Now my Dad is starting to have tremors and getting forgetful. He put off going to the doctor for a while. He's always been good about yearly checkups but wouldn't really go in between those visits or bring up other problems when he went. Finally my Mom was noticing he was getting forgetful and he is having blood work, MRIs and other tests to see what the problem is and what treatment may be available. The hard part is that he may end up losing his license. They're lucky that public transport is good where they live but for my Mom to walk to and from the bus-stop would be a challenge. She says she would maybe have to start driving again but I don't if that's really an option either. At this point they are letting him keep his license pending a verdict from some head doctor.

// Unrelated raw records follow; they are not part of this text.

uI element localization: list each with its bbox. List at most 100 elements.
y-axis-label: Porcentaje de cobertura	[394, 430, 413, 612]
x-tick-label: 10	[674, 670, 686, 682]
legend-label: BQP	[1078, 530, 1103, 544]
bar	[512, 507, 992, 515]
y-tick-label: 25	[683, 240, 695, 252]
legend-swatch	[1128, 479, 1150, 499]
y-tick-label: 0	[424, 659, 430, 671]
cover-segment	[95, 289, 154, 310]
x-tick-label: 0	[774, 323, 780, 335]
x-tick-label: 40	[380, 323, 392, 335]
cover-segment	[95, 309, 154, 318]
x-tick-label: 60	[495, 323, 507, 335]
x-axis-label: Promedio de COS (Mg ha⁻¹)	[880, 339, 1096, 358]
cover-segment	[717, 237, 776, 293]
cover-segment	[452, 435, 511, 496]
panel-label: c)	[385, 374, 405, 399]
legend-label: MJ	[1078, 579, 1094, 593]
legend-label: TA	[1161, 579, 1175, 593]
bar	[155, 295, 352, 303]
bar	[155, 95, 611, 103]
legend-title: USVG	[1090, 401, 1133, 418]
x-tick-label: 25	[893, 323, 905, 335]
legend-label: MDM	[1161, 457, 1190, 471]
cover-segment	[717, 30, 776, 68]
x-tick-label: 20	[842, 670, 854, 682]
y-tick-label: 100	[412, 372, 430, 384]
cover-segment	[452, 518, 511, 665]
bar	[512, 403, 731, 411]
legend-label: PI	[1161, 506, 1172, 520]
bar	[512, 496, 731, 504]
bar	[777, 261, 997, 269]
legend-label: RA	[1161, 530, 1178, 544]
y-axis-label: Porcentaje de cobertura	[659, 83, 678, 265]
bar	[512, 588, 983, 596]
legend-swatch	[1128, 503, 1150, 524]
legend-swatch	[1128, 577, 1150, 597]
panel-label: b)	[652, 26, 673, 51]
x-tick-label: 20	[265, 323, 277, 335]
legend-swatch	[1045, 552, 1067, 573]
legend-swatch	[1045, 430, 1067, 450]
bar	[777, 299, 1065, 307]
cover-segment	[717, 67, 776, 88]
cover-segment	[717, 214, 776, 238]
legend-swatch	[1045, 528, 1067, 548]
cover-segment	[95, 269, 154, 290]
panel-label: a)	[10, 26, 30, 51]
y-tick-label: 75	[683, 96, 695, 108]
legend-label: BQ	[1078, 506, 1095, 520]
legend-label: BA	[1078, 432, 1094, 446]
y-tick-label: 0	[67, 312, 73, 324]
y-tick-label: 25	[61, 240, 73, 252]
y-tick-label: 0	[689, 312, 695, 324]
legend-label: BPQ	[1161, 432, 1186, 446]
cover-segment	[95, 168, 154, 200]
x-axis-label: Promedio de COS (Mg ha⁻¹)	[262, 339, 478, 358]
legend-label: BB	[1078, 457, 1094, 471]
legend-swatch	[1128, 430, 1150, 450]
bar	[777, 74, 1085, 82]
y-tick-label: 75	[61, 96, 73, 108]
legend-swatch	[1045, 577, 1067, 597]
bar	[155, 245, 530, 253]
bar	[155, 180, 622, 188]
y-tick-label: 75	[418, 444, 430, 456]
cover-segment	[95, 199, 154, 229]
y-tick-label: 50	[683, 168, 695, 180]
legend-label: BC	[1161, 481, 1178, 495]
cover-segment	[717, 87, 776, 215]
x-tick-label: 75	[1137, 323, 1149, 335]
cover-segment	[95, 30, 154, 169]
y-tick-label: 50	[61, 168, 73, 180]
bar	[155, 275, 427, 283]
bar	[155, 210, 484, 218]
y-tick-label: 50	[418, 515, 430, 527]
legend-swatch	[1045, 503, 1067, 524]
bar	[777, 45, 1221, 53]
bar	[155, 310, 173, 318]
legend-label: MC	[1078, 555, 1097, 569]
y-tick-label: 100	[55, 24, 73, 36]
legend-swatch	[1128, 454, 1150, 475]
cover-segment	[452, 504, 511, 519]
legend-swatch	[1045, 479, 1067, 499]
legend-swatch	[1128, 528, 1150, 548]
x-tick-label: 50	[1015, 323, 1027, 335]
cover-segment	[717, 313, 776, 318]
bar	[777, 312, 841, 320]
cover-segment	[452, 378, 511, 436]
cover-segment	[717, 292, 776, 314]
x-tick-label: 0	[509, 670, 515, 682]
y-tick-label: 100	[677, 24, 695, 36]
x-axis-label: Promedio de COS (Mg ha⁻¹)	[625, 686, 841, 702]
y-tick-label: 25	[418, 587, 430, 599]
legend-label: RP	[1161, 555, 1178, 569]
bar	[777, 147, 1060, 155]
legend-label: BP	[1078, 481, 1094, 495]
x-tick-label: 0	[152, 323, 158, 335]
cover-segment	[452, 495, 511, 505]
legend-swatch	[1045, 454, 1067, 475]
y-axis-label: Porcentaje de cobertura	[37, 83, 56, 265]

The hardest part though is that neither of them really like talking about any of this stuff, and yet they live thousands of miles away so I can't go check on them that often. They come to visit us once or twice a year as it has been easier for them to come to us than us traveling with 3 kids but after their next trip at Thanksgiving, we'll probably have to switch that.

And then to top it off my father-in-law after months of tests and baffled doctors was diagnosed with something called necrotizing myopathy. An autoimmune disease that battles your muscles, making them weak and making it hard for him to move or lift things. He was diagnosed a couple of months ago and has since been getting treatment and doing physical therapy. He's doing much better in a fairly short time. He'll probably never be back to completely 100% but at least he's headed in the right direction again. They also live thousands of miles away so we can't really help them, but at least they are more open and honest about their health. They want to move closer to us as my husband is an only child but they can't afford to do it until they can sell their house which in this market is not feasible.  My mother-in-law is at the moment the only one who's doing fine, and to her credit has also stepped up and done a lot of things for herself and her husband that he used to do for her.